Além desse episódio, outras gravações mostram o governador sendo alvo de vaias ao longo do cortejo. Em alguns pontos da celebração, participantes também exibiram cartazes com críticas direcionadas à administração estadual, evidenciando o clima de polarização política durante um dos eventos cívicos mais tradicionais da Bahia.

O desfile do 2 de Julho, considerado uma das principais datas históricas do estado, costuma reunir milhares de pessoas, representantes de movimentos sociais, lideranças políticas e autoridades. Por sua importância simbólica, a cerimônia também é vista como uma vitrine para demonstrações de apoio e insatisfação popular.

Polarização marcou o cortejo

O evento também contou com a presença do ex-prefeito de Salvador, ACM Neto (União Brasil), apontado como principal adversário político de Jerônimo Rodrigues na disputa pelo Governo da Bahia nas eleições de 2026. Assim como o atual governador, ACM Neto também foi alvo de vaias durante sua participação no desfile.

Questionado sobre as manifestações, o ex-prefeito afirmou que esse tipo de reação faz parte do ambiente democrático. Segundo ele, aplausos e críticas são naturais em eventos públicos e fazem parte da convivência política.

Cenário político

As manifestações ocorreram em um momento de forte movimentação política no estado. A Bahia é governada pelo Partido dos Trabalhadores desde 2007 e permanece como um dos principais redutos eleitorais da legenda. Nas eleições de 2022, o presidente Luiz Inácio Lula da Silva conquistou mais de 72% dos votos válidos no estado, enquanto Jerônimo Rodrigues foi eleito governador ainda no primeiro turno, com 52,79% dos votos.

Os protestos registrados durante o desfile repercutiram nas redes sociais e ampliaram o debate sobre o cenário político baiano às vésperas da disputa eleitoral de 2026.

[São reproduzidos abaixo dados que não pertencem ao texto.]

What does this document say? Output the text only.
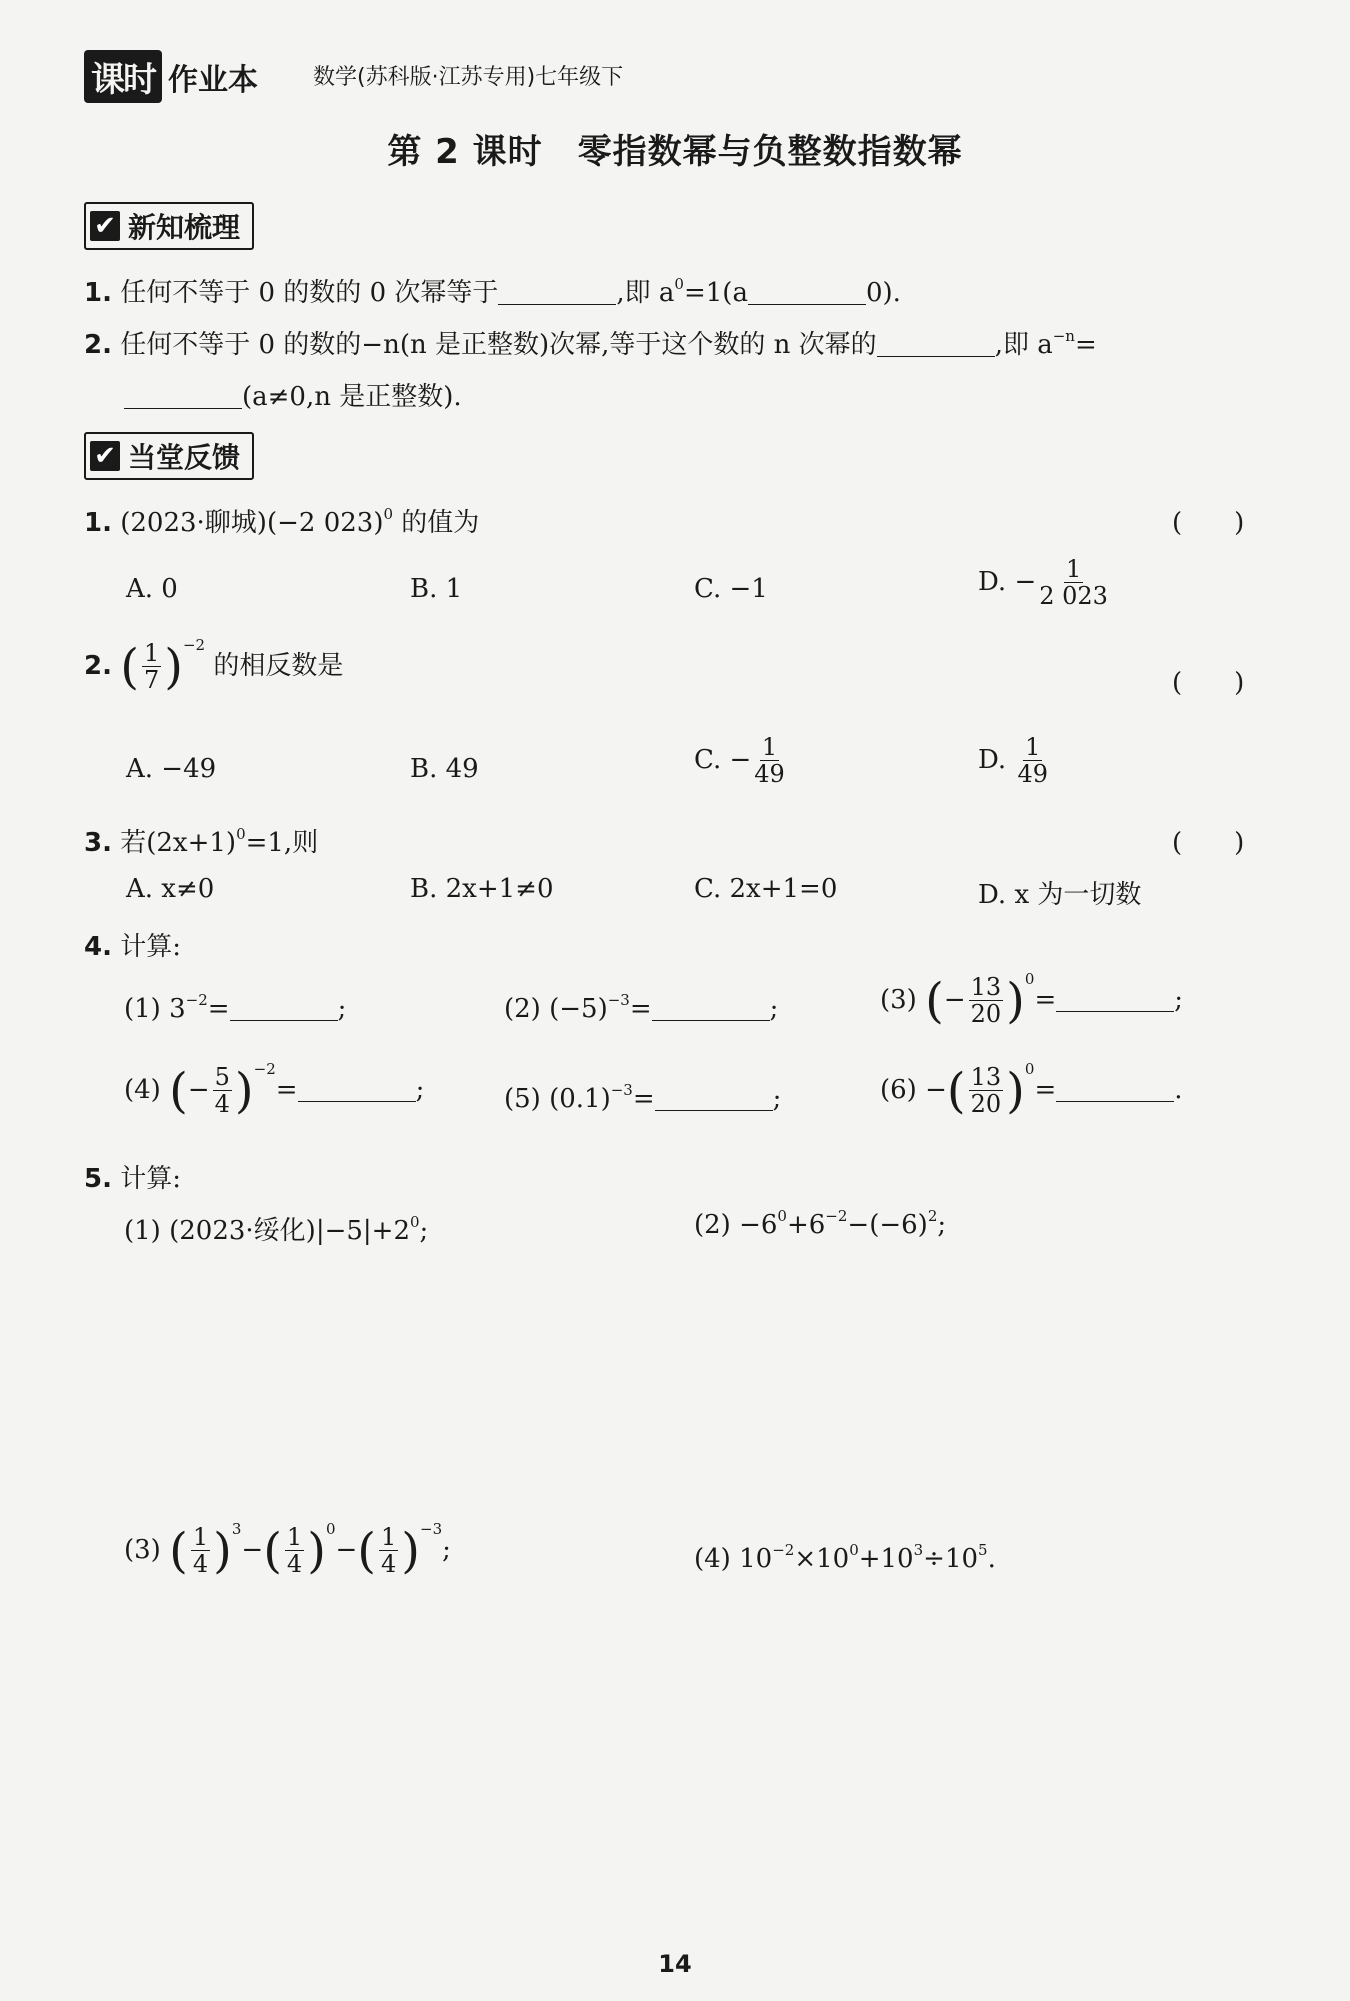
课时 作业本	数学(苏科版·江苏专用)七年级下
第 2 课时　零指数幂与负整数指数幂
✔ 新知梳理
1. 任何不等于 0 的数的 0 次幂等于	,即 $a^0=1(a$	0).
2. 任何不等于 0 的数的−n(n 是正整数)次幂,等于这个数的 n 次幂的	,即 $a^{-n}=$
(a≠0,n 是正整数).
✔ 当堂反馈
1. (2023·聊城)(−2 023)$^0$ 的值为	(　　)
A. 0	B. 1	C. −1	D. − $\frac{1}{2 023}$
2. ( $\frac{1}{7} )^{-2}$ 的相反数是
(　　)
A. −49	B. 49	C. − $\frac{1}{49}$	D. $\frac{1}{49}$
3. 若$(2x+1)^0=1$,则	(　　)
A. x≠0	B. 2x+1≠0	C. 2x+1=0	D. x 为一切数
4. 计算:
(1) $3^{-2}=$	;	(2) $(-5)^{-3}=$	;	(3) (− $\frac{13}{20} )^0=$	;
(4) (− $\frac{5}{4} )^{-2}=$	;	(5) $(0.1)^{-3}=$	;	(6) −( $\frac{13}{20} )^0=$	.
5. 计算:
(1) (2023·绥化)$|-5|+2^0$;	$(2) -6^0+6^{-2}-(-6)^2$;
(3) ( $\frac{1}{4} )^3-( \frac{1}{4} )^0-( \frac{1}{4} )^{-3}$;	(4) $10^{-2}\times 10^0+10^3\div 10^5$.
14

Ausência de Lula chamou atenção

Outro fato que movimentou os bastidores políticos foi a ausência do presidente Luiz Inácio Lula da Silva nas celebrações do 2 de Julho em Salvador. Desde a campanha presidencial de 2022, Lula vinha participando das comemorações da Independência da Bahia, transformando o evento em uma importante agenda política.

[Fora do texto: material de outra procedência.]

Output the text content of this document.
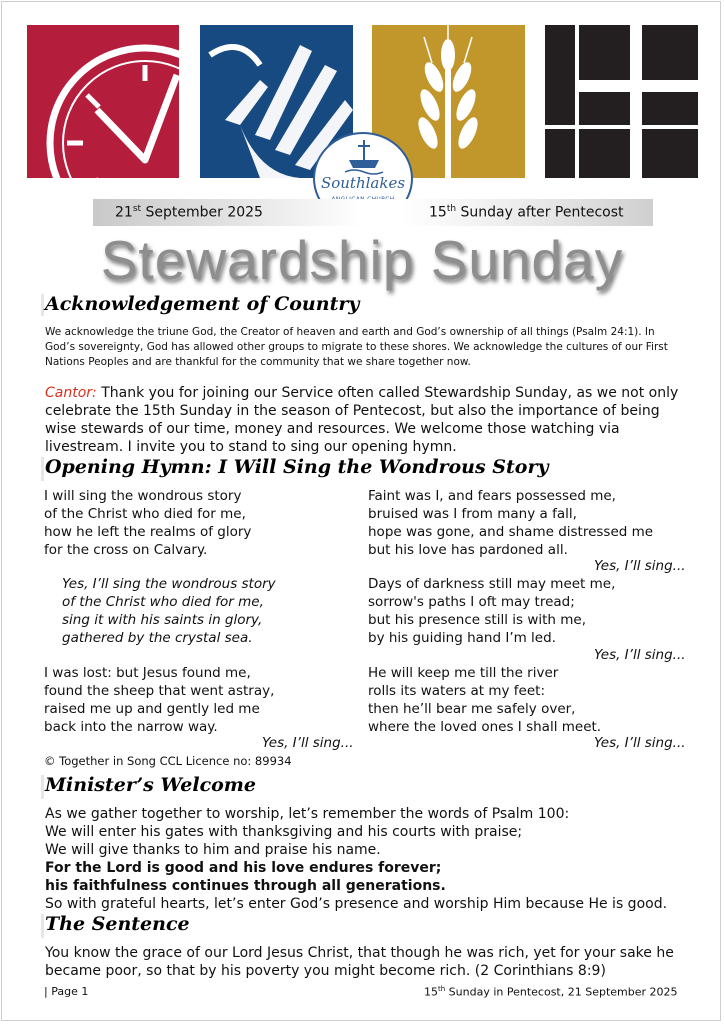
Southlakes
21st September 2025	15th Sunday after Pentecost
Stewardship Sunday
Acknowledgement of Country
We acknowledge the triune God, the Creator of heaven and earth and God’s ownership of all things (Psalm 24:1). In God’s sovereignty, God has allowed other groups to migrate to these shores. We acknowledge the cultures of our First Nations Peoples and are thankful for the community that we share together now.
Cantor: Thank you for joining our Service often called Stewardship Sunday, as we not only celebrate the 15th Sunday in the season of Pentecost, but also the importance of being wise stewards of our time, money and resources. We welcome those watching via livestream. I invite you to stand to sing our opening hymn.
Opening Hymn: I Will Sing the Wondrous Story
I will sing the wondrous story
of the Christ who died for me,
how he left the realms of glory
for the cross on Calvary.
Yes, I’ll sing the wondrous story
of the Christ who died for me,
sing it with his saints in glory,
gathered by the crystal sea.
I was lost: but Jesus found me,
found the sheep that went astray,
raised me up and gently led me
back into the narrow way.
Yes, I’ll sing...
© Together in Song CCL Licence no: 89934
Faint was I, and fears possessed me,
bruised was I from many a fall,
hope was gone, and shame distressed me
but his love has pardoned all.
Yes, I’ll sing...
Days of darkness still may meet me,
sorrow's paths I oft may tread;
but his presence still is with me,
by his guiding hand I’m led.
Yes, I’ll sing...
He will keep me till the river
rolls its waters at my feet:
then he’ll bear me safely over,
where the loved ones I shall meet.
Yes, I’ll sing...
Minister’s Welcome
As we gather together to worship, let’s remember the words of Psalm 100:
We will enter his gates with thanksgiving and his courts with praise;
We will give thanks to him and praise his name.
For the Lord is good and his love endures forever;
his faithfulness continues through all generations.
So with grateful hearts, let’s enter God’s presence and worship Him because He is good.
The Sentence
You know the grace of our Lord Jesus Christ, that though he was rich, yet for your sake he became poor, so that by his poverty you might become rich. (2 Corinthians 8:9)
| Page 1	15th Sunday in Pentecost, 21 September 2025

Neste ano, no entanto, o presidente não acompanhou o cortejo na capital baiana e concentrou compromissos oficiais no interior do estado no dia anterior às celebrações.

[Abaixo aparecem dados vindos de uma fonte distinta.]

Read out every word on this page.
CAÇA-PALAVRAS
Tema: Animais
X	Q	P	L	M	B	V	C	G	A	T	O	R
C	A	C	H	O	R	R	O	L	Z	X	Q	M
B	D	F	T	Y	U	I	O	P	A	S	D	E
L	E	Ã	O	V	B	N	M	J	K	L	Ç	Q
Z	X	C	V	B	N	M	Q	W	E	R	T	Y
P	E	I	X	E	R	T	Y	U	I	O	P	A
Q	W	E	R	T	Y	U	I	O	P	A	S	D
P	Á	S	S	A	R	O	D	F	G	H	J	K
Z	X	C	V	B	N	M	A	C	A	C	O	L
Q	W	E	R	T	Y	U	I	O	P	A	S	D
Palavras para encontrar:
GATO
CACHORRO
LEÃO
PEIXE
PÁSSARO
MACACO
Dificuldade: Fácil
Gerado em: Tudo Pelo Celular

De acordo com informações divulgadas pela revista Veja, integrantes do Partido dos Trabalhadores afirmaram que a mudança na agenda ocorre em meio às estratégias da pré-campanha presidencial de 2026 e ao momento político envolvendo o senador Jaques Wagner (PT-BA), citado nas investigações da Operação Compliance Zero, que apura suspeitas relacionadas ao empresário Daniel Vorcaro, controlador do Banco Master.

Apesar disso, Lula participou de uma agenda ao lado de Jaques Wagner em Alagoinhas, onde voltou a se referir ao senador como "irmão". Segundo a publicação, o gesto teria provocado desconforto entre integrantes do partido envolvidos na estratégia eleitoral para os próximos anos.

As manifestações registradas durante o desfile reforçaram o ambiente de disputa política que marcou a celebração da Independência da Bahia, evento que tradicionalmente reúne grande participação popular e costuma servir de palco para demonstrações de apoio e críticas às principais lideranças do estado.